700 (number of favourable outcomes) divided by 1,000 (total number of trials) = 70%

Therefore it is determined that for each time this particular player goes to the foul line to take a shot, the probability that he will make it is 70%. Unlike probability based on a mathematical formula, probability based on trials should be thought of as an estimate: it is based on previous occurrences, and there is no guarantee that future trials will follow the same pattern.

The reason for our uncertainty is that these outcomes are not random: that is, they are not based on chance. If the player was to practice foul shots every day for a month and we were to conduct a number of trials again, the outcome might be different than it was the first time.

Combined Probability

  • When we deal with more than one event, probability becomes more complicated.

Example:
Instead of flipping a single coin, suppose you were flipping two coins and wanted to determine the probability of both coins coming up heads. In other words, you want to know the probability of the first coin coming up heads and the second coin coming up heads. The probability that both events will occur is the product of the two separate probabilities.

Probability of the 1st and 2nd event occurring = (Probability of 1st) x (Probability of 2nd)

When flipping two coins, the probability of both coming up heads is .5 multiplied by .5, or .25.

For example, the probability of the Basketball Player making two shots in a row is: (.7)(.7) = .49 or just about 50/50.

Probability of Dependent and Independent Events

  • Independent events:
    The outcome of the 1st event DOES NOT affect the outcome of the 2nd event.
  • Dependent events:
    The outcome of the 1st event DOES affect the outcome of the second event.

Example of independent events: If you are flipping a coin twice, the two flips are independent: the outcome of the first flip does not affect the outcome of the second in any way.

Example of dependent events: You want to determine the probability of drawing an ace from a well-shuffled deck (i.e. the cards are randomly placed). Since there are 4 aces and 52 cards in all, the probability of drawing an ace on your first try is 4/52 or 1/13 (or approximately 7.7%). If you do not draw an ace on your first try, your chances of drawing an ace on your second try are no longer 4 out of 52: there are still 4 aces in the deck, but you have drawn a card out, so there are only 51 remaining cards to choose from. Thus, as a result of the previous outcome, your chances of drawing an ace have changed to 4/51, or approximately 7.8%. If you had drawn an ace on your first try, your chances of drawing an ace on your second try would be 3/51, or approximately 5.9%. In this card drawing example, each trial removes one of the outcomes from the pool of possible outcomes; once you have drawn a card, that card is no longer in the pool of possible outcomes for future trials. Since each trial affects the potential outcomes of subsequent trials, these events are said to be dependent.

How does this relate to gambling? It is easy to mistake independent events for dependent events. This is known as the “Gambler’s Fallacy”.

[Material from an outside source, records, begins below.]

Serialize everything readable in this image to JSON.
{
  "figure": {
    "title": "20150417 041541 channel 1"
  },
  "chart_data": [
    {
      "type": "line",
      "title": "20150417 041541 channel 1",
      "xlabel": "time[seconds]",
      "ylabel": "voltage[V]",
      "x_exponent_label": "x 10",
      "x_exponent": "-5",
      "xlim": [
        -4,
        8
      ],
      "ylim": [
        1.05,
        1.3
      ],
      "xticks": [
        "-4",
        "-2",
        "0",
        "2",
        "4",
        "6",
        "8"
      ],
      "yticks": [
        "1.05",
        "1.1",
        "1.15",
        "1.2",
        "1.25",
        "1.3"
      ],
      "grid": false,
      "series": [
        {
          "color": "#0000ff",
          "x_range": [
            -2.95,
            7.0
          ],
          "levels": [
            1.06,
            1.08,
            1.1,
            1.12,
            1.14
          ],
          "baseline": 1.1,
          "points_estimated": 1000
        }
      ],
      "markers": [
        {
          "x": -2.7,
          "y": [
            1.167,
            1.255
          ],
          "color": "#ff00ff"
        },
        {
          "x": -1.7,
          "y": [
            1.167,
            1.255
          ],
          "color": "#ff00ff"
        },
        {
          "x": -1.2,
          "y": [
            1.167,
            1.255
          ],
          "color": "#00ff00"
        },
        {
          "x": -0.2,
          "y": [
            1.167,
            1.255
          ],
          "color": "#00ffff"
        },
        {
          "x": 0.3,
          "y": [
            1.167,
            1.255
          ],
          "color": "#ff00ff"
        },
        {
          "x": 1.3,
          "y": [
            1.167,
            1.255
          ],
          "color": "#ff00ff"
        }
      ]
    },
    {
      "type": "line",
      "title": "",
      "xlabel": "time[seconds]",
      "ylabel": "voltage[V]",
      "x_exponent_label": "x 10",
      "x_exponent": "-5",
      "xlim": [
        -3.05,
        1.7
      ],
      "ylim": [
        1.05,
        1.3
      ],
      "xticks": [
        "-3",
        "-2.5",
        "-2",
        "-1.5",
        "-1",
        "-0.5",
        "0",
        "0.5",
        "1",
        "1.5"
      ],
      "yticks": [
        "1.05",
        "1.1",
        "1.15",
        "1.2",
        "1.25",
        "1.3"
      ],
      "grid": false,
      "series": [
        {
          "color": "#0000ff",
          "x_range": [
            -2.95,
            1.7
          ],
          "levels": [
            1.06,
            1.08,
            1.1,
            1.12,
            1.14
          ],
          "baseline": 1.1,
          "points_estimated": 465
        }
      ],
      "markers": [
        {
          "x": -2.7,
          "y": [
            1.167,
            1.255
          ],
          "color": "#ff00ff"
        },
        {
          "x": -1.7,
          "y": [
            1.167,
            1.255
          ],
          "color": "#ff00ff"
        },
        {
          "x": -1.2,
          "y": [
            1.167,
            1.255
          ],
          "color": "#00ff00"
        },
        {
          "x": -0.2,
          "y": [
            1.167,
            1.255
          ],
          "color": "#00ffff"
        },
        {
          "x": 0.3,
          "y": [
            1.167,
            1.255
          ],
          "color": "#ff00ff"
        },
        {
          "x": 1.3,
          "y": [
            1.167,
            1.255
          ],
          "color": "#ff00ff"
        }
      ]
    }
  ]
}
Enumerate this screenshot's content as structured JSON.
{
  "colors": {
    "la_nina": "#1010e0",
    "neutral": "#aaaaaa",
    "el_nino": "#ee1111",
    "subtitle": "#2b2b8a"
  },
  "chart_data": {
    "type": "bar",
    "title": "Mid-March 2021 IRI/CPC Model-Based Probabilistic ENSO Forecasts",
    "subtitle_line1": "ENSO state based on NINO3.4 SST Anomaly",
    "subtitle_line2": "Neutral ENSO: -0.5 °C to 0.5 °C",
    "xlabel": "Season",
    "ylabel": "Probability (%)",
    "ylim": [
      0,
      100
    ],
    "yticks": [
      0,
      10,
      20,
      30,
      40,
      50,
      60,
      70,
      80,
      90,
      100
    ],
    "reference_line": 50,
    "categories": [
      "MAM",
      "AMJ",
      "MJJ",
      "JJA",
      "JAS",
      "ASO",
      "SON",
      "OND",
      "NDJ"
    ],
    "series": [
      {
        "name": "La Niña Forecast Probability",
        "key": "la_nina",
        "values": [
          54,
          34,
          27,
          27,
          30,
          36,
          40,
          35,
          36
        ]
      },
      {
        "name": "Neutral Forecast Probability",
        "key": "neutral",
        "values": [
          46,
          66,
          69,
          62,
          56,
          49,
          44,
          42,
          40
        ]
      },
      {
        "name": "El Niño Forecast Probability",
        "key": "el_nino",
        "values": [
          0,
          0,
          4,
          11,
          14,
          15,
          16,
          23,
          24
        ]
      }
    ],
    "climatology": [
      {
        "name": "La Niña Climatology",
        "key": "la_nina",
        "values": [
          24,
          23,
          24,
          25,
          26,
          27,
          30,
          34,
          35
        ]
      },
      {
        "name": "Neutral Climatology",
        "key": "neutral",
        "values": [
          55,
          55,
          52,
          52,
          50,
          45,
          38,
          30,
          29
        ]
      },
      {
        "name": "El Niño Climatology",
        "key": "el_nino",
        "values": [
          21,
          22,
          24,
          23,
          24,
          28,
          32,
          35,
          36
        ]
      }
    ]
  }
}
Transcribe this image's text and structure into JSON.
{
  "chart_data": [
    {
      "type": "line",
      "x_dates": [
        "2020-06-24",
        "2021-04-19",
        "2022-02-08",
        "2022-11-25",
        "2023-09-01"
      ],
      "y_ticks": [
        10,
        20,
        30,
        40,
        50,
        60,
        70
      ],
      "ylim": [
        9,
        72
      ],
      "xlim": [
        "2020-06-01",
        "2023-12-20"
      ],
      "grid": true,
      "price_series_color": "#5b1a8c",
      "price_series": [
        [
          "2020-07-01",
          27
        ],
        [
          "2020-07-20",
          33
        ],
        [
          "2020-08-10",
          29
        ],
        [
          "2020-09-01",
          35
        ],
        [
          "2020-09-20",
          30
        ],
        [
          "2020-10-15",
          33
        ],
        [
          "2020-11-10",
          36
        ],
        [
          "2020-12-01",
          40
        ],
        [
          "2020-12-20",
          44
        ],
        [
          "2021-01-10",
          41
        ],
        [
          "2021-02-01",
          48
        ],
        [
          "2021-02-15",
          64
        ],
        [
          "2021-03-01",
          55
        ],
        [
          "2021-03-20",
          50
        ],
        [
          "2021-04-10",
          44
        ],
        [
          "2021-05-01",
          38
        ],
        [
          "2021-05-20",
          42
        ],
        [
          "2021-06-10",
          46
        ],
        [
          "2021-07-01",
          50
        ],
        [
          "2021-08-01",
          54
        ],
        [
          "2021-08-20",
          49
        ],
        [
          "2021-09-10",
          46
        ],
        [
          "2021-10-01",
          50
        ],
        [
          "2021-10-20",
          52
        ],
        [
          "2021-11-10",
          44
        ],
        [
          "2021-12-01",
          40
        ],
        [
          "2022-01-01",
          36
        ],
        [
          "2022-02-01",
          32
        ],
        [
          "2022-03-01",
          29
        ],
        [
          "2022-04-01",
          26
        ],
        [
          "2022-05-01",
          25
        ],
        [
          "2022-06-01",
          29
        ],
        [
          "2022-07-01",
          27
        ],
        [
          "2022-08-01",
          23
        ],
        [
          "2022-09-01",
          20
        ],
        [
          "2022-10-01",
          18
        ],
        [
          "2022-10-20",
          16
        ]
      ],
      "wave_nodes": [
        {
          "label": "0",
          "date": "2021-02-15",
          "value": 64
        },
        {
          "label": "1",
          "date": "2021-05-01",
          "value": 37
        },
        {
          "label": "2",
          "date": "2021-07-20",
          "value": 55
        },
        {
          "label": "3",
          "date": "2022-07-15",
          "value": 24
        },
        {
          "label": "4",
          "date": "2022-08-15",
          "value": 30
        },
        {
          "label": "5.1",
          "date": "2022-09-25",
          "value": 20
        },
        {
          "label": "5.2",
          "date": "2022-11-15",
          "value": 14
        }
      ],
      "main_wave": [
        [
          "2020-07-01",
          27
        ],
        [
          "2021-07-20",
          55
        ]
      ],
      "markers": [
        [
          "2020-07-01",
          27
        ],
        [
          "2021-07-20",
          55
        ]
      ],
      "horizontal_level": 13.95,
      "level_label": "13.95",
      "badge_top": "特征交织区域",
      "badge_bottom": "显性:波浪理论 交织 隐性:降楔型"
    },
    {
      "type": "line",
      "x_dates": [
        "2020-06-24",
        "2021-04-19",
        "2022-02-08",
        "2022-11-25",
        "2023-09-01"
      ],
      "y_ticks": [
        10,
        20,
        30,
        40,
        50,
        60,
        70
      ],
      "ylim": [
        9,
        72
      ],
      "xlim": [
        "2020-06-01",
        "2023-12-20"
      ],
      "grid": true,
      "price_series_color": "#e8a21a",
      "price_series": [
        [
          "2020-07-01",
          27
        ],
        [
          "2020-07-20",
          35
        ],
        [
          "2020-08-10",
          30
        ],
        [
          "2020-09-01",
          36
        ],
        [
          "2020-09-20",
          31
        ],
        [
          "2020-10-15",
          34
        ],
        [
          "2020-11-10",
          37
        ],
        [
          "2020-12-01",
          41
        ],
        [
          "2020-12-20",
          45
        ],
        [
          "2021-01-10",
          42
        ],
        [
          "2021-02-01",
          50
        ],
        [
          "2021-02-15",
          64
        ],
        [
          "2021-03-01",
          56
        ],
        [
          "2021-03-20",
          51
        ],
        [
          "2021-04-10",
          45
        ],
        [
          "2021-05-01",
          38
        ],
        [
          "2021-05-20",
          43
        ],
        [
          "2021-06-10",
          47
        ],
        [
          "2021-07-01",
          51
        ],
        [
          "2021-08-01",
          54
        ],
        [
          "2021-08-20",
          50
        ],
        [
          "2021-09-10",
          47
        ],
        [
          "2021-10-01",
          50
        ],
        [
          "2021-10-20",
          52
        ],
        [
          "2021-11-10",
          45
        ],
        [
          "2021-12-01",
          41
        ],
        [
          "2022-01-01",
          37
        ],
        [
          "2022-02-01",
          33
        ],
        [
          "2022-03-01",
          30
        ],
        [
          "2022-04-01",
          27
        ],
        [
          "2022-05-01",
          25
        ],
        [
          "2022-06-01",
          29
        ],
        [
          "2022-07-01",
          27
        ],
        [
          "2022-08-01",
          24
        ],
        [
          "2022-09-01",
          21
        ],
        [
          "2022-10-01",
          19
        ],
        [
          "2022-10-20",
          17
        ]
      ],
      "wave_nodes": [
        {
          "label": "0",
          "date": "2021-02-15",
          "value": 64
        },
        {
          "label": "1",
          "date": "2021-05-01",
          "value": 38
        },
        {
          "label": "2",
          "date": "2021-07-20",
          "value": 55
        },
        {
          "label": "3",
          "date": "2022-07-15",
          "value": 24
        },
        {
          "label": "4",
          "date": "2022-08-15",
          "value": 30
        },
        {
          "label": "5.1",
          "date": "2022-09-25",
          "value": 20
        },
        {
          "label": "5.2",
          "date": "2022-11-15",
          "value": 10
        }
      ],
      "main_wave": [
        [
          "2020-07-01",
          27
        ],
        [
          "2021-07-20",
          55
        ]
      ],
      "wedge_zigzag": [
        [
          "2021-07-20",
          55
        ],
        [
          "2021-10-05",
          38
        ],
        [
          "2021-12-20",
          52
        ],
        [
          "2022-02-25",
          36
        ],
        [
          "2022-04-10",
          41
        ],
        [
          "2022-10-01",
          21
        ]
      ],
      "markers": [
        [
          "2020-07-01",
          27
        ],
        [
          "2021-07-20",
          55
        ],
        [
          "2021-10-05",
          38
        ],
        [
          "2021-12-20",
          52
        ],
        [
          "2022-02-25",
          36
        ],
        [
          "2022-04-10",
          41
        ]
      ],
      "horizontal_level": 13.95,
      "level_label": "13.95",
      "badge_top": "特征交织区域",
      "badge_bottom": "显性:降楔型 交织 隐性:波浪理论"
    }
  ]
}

The gambler’s fallacy reflects the belief that because a coin has come up heads several times in a row, it is more likely to come up tails on the next flip (Paulos, 1988, p.43). In reality, the outcomes are totally independent: the coin does not “remember” what it has done in the past in order to “decide” what it will do next. Or, said differently, an outcome of heads on one trial does not remove heads from the pool of possible outcomes for subsequent trials. No matter what has happened before, the probability of tails for any one coin toss is always 50%.